RUBINS: Yeah, that’s interesting to me. It’s interesting because you get these objects and you note that they’re loaded with this history, and it’s time for me to blow a new history into it.
SMALL: What would you like that history to be now?
RUBINS: Well, it is what it is. They’re sculptures.
SMALL: In your past public works, landscapes play a part in your sculptures. Do you see these being shown anywhere else, outside of a gallery?
RUBINS: I built them outside in my studio in Topanga Canyon. It’s funny; my friend would say, “Oh my goodness! Look at the hill! It’s having a conversation with the hill!” The work is having a conversation with the hill, or there are references to oak trees. For me, I love the idea of taking it from this place where it’s built, and bringing it into a beautiful clean, white space with beautiful skylights so the history of the environment where it’s built is embedded in the sculpture. But the environment isn’t there anymore. It’s a clean space; you can see the sculpture really clearly.
SMALL: You can still go around it, move around it, 360 degrees. Seeing it against a white wall versus seeing it against a landscape is a very different experience. Having this in a gallery in New York, how does it compare to doing a public installation in Chicago or Las Vegas, or New York?
RUBINS: It’s very different. When I built the piece at Lincoln Center, it was built for that specific site. We were building it on-site, and when I would see it shaping the structures around it, I could respond to the situation. What I love about this is that I can build it in my studio. These are all new works. They’re highly experimental for me to build it in my studio, where I have peace and quiet and wasn’t under any time pressure. The piece in Lincoln Center, we built that, I believe, in six nights. Because it was at Lincoln Center and that property was so busy, we would begin at 11 at night and working into the night isn’t an easy thing to do. I love working in my studio and waking up in the morning. My crew would get there and we would work every day in a gradual way. It was a beautiful thing for me to do. I love working like that.
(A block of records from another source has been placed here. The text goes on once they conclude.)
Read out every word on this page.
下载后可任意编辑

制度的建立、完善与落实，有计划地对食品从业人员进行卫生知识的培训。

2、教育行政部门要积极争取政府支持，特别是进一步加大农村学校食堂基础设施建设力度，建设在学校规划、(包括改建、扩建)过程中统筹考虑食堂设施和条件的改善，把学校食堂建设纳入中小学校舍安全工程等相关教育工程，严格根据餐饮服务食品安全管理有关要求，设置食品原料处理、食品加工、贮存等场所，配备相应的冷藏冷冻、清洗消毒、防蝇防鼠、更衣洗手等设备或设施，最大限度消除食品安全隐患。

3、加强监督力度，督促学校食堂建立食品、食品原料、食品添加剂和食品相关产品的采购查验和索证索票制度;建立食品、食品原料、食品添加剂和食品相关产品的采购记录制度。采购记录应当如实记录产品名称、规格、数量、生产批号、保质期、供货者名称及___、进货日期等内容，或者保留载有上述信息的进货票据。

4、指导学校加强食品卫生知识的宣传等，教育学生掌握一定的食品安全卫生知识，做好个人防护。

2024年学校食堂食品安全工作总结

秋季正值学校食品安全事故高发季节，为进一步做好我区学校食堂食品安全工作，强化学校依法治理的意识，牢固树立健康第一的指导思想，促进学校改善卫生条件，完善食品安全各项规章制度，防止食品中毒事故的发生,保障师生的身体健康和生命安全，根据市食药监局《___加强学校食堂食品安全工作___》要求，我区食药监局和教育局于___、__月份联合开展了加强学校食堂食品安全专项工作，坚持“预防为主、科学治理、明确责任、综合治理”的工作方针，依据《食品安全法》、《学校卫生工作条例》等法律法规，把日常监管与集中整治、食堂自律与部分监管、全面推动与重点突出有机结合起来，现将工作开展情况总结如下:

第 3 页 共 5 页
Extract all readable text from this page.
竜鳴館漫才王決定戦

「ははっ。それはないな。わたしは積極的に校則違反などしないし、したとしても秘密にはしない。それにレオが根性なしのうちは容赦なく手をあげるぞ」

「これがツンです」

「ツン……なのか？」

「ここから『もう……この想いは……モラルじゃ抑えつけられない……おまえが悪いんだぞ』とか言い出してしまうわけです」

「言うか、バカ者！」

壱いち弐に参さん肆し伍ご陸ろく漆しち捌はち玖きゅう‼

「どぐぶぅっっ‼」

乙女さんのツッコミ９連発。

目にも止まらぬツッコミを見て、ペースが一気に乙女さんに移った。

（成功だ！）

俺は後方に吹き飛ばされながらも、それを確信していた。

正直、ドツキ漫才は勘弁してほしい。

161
SMALL: Even if you did want to work at night in the desert, that’s a possibility.
RUBINS: Yeah, but I don’t. I like to work in the day. [laughs]
SMALL: Would you say you’re a morning person?
RUBINS: Yes, definitely.
SMALL: Have you ever been a night owl?
RUBINS: Never.
SMALL: Do you have a favorite sculpture or a favorite part about any of the sculptures?
RUBINS: No, I love them all. I love the way the cables and the wires are working, the density and those little delicate parts and those little passages that are little tendrils that you can walk under. It’s quite beautiful. There’s a huge mass to it, but a remarkable delicacy at the same time.
SMALL: Earlier in your career, some of your sculptures were not built to last. Why is that different with these?
RUBINS: Because they’re so good. [laughs] I think we’ve been working on these for two years now.
SMALL: You still have any of those little animals left over?
RUBINS: Yeah. I like working with them. I have other ideas.
SMALL: Can I ask what those ideas are?
RUBINS: No. They’re just ideas. If I could explain it to you, I’d be a poet. But I’m not. The words don’t come.
“OUR FRIEND FLUID METAL” WILL BE ON DISPLAY AT GAGOSIAN GALLERY ON WEST 21 STREET THROUGH SEPTEMBER 13, 2014.